In the case of State, ex rel. Boyd, v. McMaster, 29 O. C. A., 382, it was held that the statute requiring advertisement for two consecutive weeks was mandatory, must be strictly complied with, and that the term, two consecutive weeks, as used in the statute, means two full calendar weeks. See, also, State v. Kuhner & King, 107 Ohio St., 406.
The three publications were made on three days, one week apart. The view was two days after the last publication, which was not three weeks from the date of the first, publication. Following the Ohio rule, we are led to the conclusion that the view was within a time less than three weeks from the date of the first publication, so that three *465weeks notice, as the statute provides, was not given. The statute clearly contemplates that if the view is had three weeks after the date of the first publication, the final hearing should be held subsequent to that time.
Another question presented by the record is whether publication of this character must comply with Section 6252, General Code.
Section 6864 provides the length of time that notice must be published, and for insertion in a newspaper published in and having general circulation in the county, or, if there be none such, then in a newspaper having general circulation in the county.
Section 6252 does not specify any length of time for publishing certain notices, but provides for a publication in addition to that provided in other sections of the code (Section 6255). The language is:
“In counties having cities of eight thousand inhabitants or more, not the county seat of such counties, additional publication of such notices shall be made, in two newspapers of opposite politics in such city.”
Section 6864 relates specifically to the length of time road notices shall be published, and Section 6252 relates generally to the publicity to be given certain proclamations, orders and notices, at the discretion of public officers, and requires an additional publication that will give notice to the citizens in all parts of the county.
Both these laws are statutes of a general nature, having uniform operation throughout the state, and will be construed in pari materia.
The other question presented is with reference *466to the application of Section 5639-1, General Code, which provides that the county commissioners shall give fifteen days notice of the submission of any such question by publication in at least two newspapers of opposite politics having- general circulation in said county, which notice shall be published once a week for two consecutive weeks, etc.

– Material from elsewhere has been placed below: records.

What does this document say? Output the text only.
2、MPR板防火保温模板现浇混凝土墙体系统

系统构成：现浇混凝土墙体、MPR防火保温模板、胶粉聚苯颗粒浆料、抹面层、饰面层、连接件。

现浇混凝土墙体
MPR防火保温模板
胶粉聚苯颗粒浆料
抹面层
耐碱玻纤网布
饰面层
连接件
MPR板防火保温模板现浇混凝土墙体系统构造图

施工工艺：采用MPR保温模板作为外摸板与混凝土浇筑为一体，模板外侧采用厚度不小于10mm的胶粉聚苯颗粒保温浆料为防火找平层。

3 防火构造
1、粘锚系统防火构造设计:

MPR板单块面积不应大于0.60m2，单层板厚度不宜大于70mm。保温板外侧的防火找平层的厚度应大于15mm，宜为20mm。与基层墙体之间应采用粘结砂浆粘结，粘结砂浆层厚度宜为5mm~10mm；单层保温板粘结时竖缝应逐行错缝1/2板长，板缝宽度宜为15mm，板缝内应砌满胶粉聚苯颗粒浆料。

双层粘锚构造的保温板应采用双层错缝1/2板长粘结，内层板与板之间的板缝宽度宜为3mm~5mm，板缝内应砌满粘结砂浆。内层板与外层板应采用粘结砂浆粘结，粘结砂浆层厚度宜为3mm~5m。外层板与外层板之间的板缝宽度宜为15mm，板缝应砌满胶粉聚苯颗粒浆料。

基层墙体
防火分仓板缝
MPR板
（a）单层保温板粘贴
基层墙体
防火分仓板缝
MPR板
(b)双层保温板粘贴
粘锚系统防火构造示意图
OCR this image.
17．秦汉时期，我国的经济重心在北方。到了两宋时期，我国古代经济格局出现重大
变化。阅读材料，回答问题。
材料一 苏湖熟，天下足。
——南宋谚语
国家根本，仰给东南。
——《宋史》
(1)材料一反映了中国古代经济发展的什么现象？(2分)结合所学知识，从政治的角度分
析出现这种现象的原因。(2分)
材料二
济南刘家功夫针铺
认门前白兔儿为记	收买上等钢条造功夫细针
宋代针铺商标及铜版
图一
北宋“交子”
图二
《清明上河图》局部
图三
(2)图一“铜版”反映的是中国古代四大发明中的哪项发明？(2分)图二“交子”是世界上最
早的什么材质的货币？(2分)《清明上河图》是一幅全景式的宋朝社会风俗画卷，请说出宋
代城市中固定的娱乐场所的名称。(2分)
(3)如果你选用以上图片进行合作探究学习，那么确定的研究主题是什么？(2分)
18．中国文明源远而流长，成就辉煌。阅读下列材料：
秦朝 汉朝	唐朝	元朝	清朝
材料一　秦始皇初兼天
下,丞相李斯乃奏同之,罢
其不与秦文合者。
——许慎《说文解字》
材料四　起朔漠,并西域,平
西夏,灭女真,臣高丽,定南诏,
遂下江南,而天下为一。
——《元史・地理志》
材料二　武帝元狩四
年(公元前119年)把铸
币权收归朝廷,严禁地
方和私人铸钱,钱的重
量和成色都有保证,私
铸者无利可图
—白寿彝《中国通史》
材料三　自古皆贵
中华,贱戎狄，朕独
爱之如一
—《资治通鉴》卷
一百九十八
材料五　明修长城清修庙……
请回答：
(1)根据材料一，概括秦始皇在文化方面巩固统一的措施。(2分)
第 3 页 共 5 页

The notice required by this section of the code is a notice of an election, and its publication is clearly subject to the requirements of Section 6252, General 'Code.
The concluding part of the brief of counsel for plaintiff urges that the court consider changed conditions, and the advisability of opening the roadway in question and building the bridge.
The law vests in the board of county commissioners discretion to determine the advisability of proposed improvements of this character. The question of the expenditure of money for such improvement, to be raised by taxation, must be submitted to a vote of the people, and their action in voting for or against the tax levy is final. We know of no limitation on the power of the voters to tax themselves for local or county improvements except statutory limitations. This court is not authorized to substitute its judgment for the discretion vested in the county commissioners, or for the decision of the people expressed by their votes cast for or against any improvement of this character, and it will not so do.
The statute prescribes the steps that must be taken before the county commissioners are vested with authority to declare the necessity for such improvement. The statutes also provide certain steps that must be taken before the question is *467submitted to a vote of tbe people. In the case at bar, these jurisdictional requirements were not complied with, as has been pointed out, and an injunction will be granted on that ground.
Injunction allowed.
Buchwalter and Hamilton, JJ., concur.